Tom got out in the headlights and pulled open the garage doors; a snowblower was blocking the entrance, and he jacked it around until Jimmy could squeeze by. They were pulling the doors shut behind the Charger when the old man hollered down from an upstairs window, “Who the hell is that?”
Jimmy called back, “It’s me.”
“What the hell do you want?”
“Need to come in for a while. We could use some breakfast.”
“Get the hell out of here, you little fart. I don’t have anything for the likes of you. Now, scat.”
“Scat, my ass,” Jimmy shouted. He turned to the other two and said, “C’mon. Door’s never locked.”
“Get the fuck away from my house.”
Jimmy went through the back door, Becky behind him, Tom holding back. In the kitchen, Jimmy flipped on the light, went to the refrigerator, pulled it open, took out a plastic bottle of milk, and said to Becky, “There should be some oatmeal there in the bottom cupboard, next to the sink.”
She pulled open the cupboard door, and there was a cylindrical box of Quaker Oats on the shelf. She took it out and was holding it in her hands when the old man came storming down the stairs and into the kitchen.
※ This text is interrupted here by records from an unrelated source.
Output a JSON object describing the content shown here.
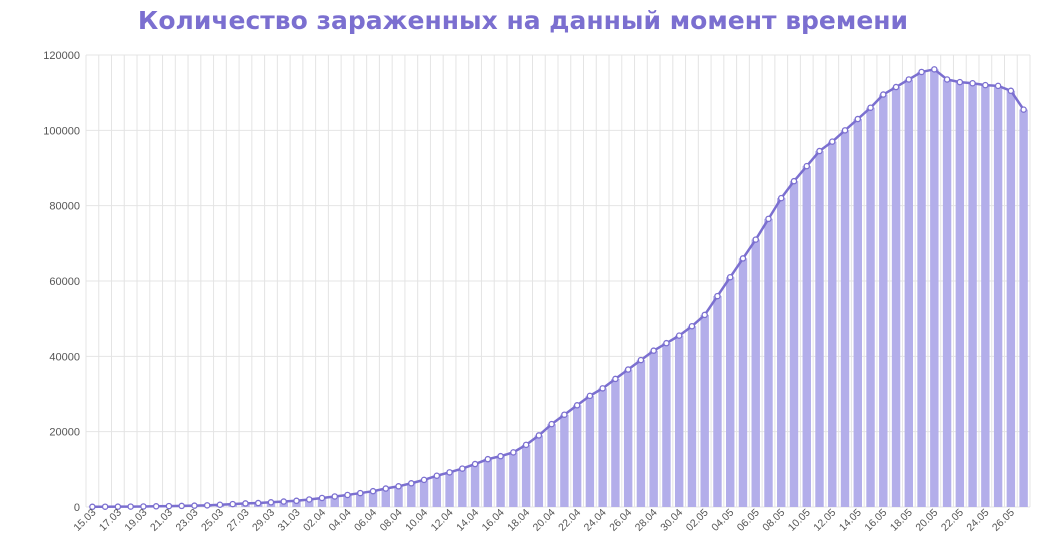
{
  "chart_data": {
    "type": "bar",
    "title": "Количество зараженных на данный момент времени",
    "xlabel": "",
    "ylabel": "",
    "ylim": [
      0,
      120000
    ],
    "yticks": [
      0,
      20000,
      40000,
      60000,
      80000,
      100000,
      120000
    ],
    "x_tick_labels": [
      "15.03",
      "17.03",
      "19.03",
      "21.03",
      "23.03",
      "25.03",
      "27.03",
      "29.03",
      "31.03",
      "02.04",
      "04.04",
      "06.04",
      "08.04",
      "10.04",
      "12.04",
      "14.04",
      "16.04",
      "18.04",
      "20.04",
      "22.04",
      "24.04",
      "26.04",
      "28.04",
      "30.04",
      "02.05",
      "04.05",
      "06.05",
      "08.05",
      "10.05",
      "12.05",
      "14.05",
      "16.05",
      "18.05",
      "20.05",
      "22.05",
      "24.05",
      "26.05"
    ],
    "grid": true,
    "bar_color": "#b3aeea",
    "line_color": "#7b6fd0",
    "categories": [
      "15.03",
      "16.03",
      "17.03",
      "18.03",
      "19.03",
      "20.03",
      "21.03",
      "22.03",
      "23.03",
      "24.03",
      "25.03",
      "26.03",
      "27.03",
      "28.03",
      "29.03",
      "30.03",
      "31.03",
      "01.04",
      "02.04",
      "03.04",
      "04.04",
      "05.04",
      "06.04",
      "07.04",
      "08.04",
      "09.04",
      "10.04",
      "11.04",
      "12.04",
      "13.04",
      "14.04",
      "15.04",
      "16.04",
      "17.04",
      "18.04",
      "19.04",
      "20.04",
      "21.04",
      "22.04",
      "23.04",
      "24.04",
      "25.04",
      "26.04",
      "27.04",
      "28.04",
      "29.04",
      "30.04",
      "01.05",
      "02.05",
      "03.05",
      "04.05",
      "05.05",
      "06.05",
      "07.05",
      "08.05",
      "09.05",
      "10.05",
      "11.05",
      "12.05",
      "13.05",
      "14.05",
      "15.05",
      "16.05",
      "17.05",
      "18.05",
      "19.05",
      "20.05",
      "21.05",
      "22.05",
      "23.05",
      "24.05",
      "25.05",
      "26.05",
      "27.05"
    ],
    "values": [
      60,
      75,
      90,
      110,
      140,
      190,
      240,
      290,
      350,
      440,
      600,
      770,
      950,
      1050,
      1250,
      1450,
      1650,
      2000,
      2400,
      2800,
      3200,
      3700,
      4200,
      4900,
      5500,
      6300,
      7200,
      8300,
      9200,
      10200,
      11400,
      12700,
      13500,
      14500,
      16500,
      19000,
      22000,
      24500,
      27000,
      29500,
      31500,
      34000,
      36500,
      39000,
      41500,
      43500,
      45500,
      48000,
      51000,
      56000,
      61000,
      66000,
      71000,
      76500,
      82000,
      86500,
      90500,
      94500,
      97000,
      100000,
      103000,
      106000,
      109500,
      111500,
      113500,
      115500,
      116200,
      113500,
      112800,
      112500,
      112000,
      111800,
      110500,
      105500
    ]
  }
}
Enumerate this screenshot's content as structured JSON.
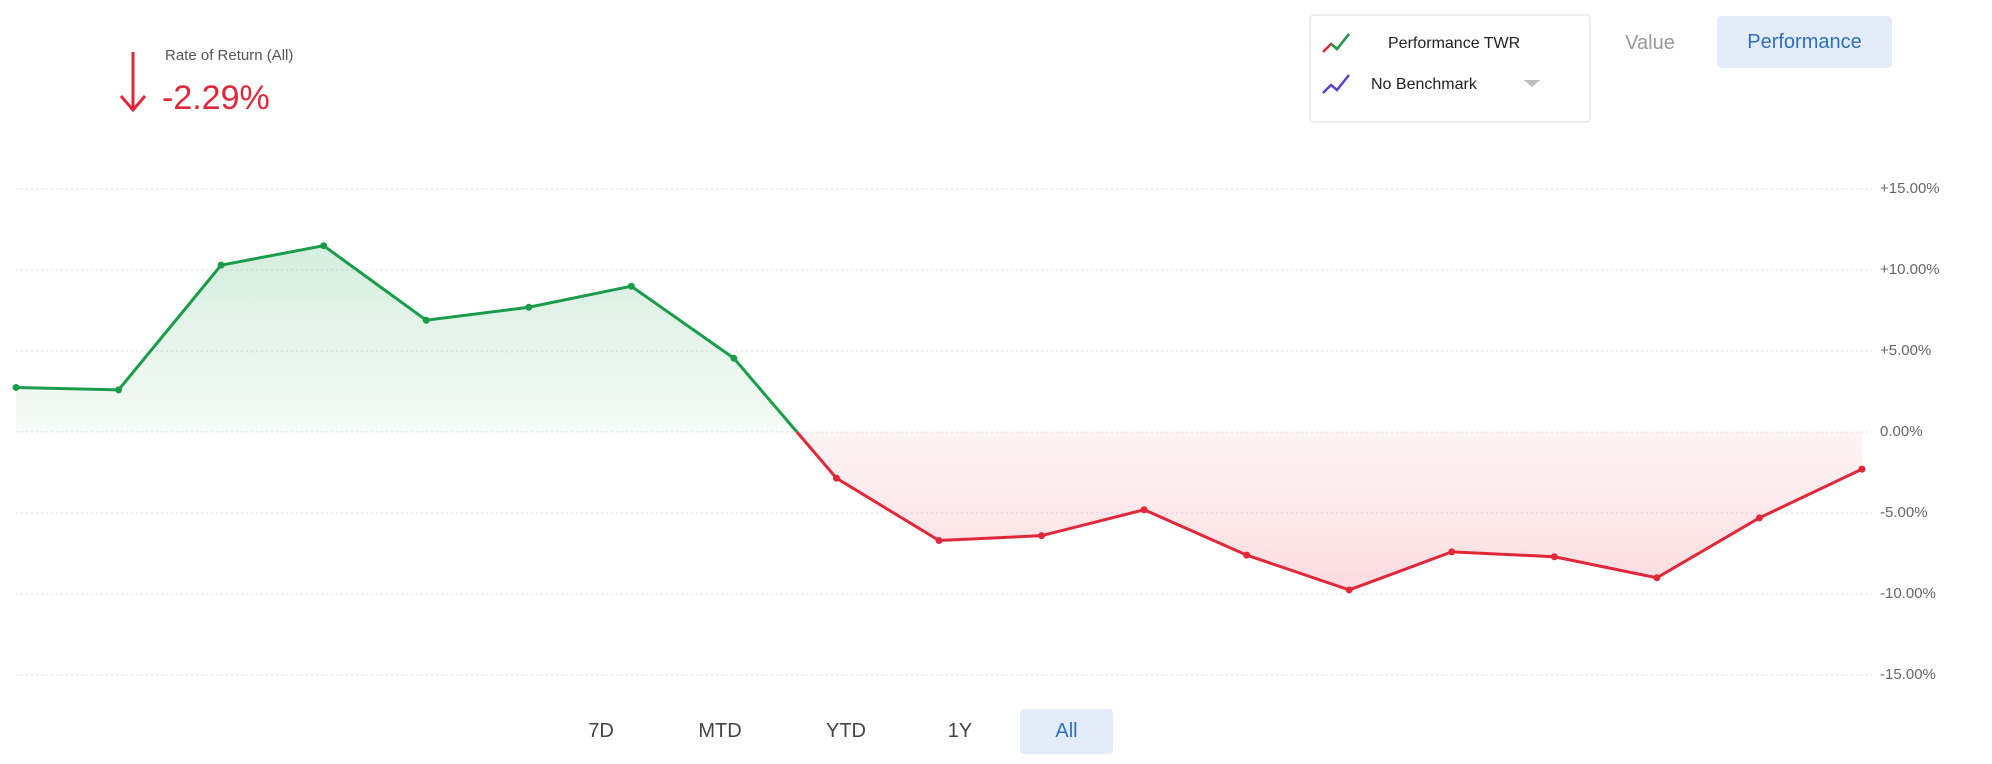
{
  "summary": {
    "label": "Rate of Return (All)",
    "value": "-2.29%"
  },
  "view_toggle": [
    "Value",
    "Performance"
  ],
  "benchmark": "No Benchmark",
  "ranges": [
    "7D",
    "MTD",
    "YTD",
    "1Y",
    "All"
  ],
  "chart_data": {
    "type": "line",
    "categories": [
      null,
      null,
      null,
      null,
      null,
      null,
      null,
      null,
      null,
      null,
      null,
      null,
      null,
      null,
      null,
      null,
      null,
      null,
      null
    ],
    "series": [
      {
        "name": "Performance TWR",
        "color": "#1a9c4a",
        "negative_color": "#e0283a",
        "values": [
          2.75,
          2.6,
          10.3,
          11.5,
          6.9,
          7.7,
          9.0,
          4.55,
          -2.85,
          -6.7,
          -6.4,
          -4.8,
          -7.6,
          -9.75,
          -7.4,
          -7.7,
          -9.0,
          -5.3,
          -2.29
        ]
      }
    ],
    "ylim": [
      -15,
      15
    ],
    "yticks": [
      {
        "value": 15,
        "label": "+15.00%"
      },
      {
        "value": 10,
        "label": "+10.00%"
      },
      {
        "value": 5,
        "label": "+5.00%"
      },
      {
        "value": 0,
        "label": "0.00%"
      },
      {
        "value": -5,
        "label": "-5.00%"
      },
      {
        "value": -10,
        "label": "-10.00%"
      },
      {
        "value": -15,
        "label": "-15.00%"
      }
    ],
    "grid": true
  }
}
“You fuckers get out of here,” he said. He waved his hand at Jimmy, a dismissive gesture. “You got no rights here no more. Give me that oatmeal.”
“Stay away from her,” Jimmy said.
“Shut the fuck up.”
“No, you shut the fuck up. I’m tired, and we got some trouble over in Bigham, and I’m not putting up with any shit anymore. We’re gonna have breakfast and figure out-”
“I’m gonna throw your ass out,” the old man said. He took two steps toward Jimmy, and Jimmy pulled out the gun and pointed it at his forehead. The old man stopped, and sneered at him and said, “You got a gun? You think that makes you a man?”
“Don’t know about that, but I know that there’re some dead folks who don’t worry about that no more,” Jimmy said.
“Dead folks, you ain’t got the guts.” Then a wrinkle appeared in the old man’s forehead and he asked, “What the fuck you done?”
“Killed a white girl and this black dude over in Bigham,” Jimmy said. “I hate your old ass and I got half a mind to kill you, too.”
“Gimme that fuckin’ gun,” the old man said. He made the mistake of taking a step toward his son, and Jimmy shot him in the forehead.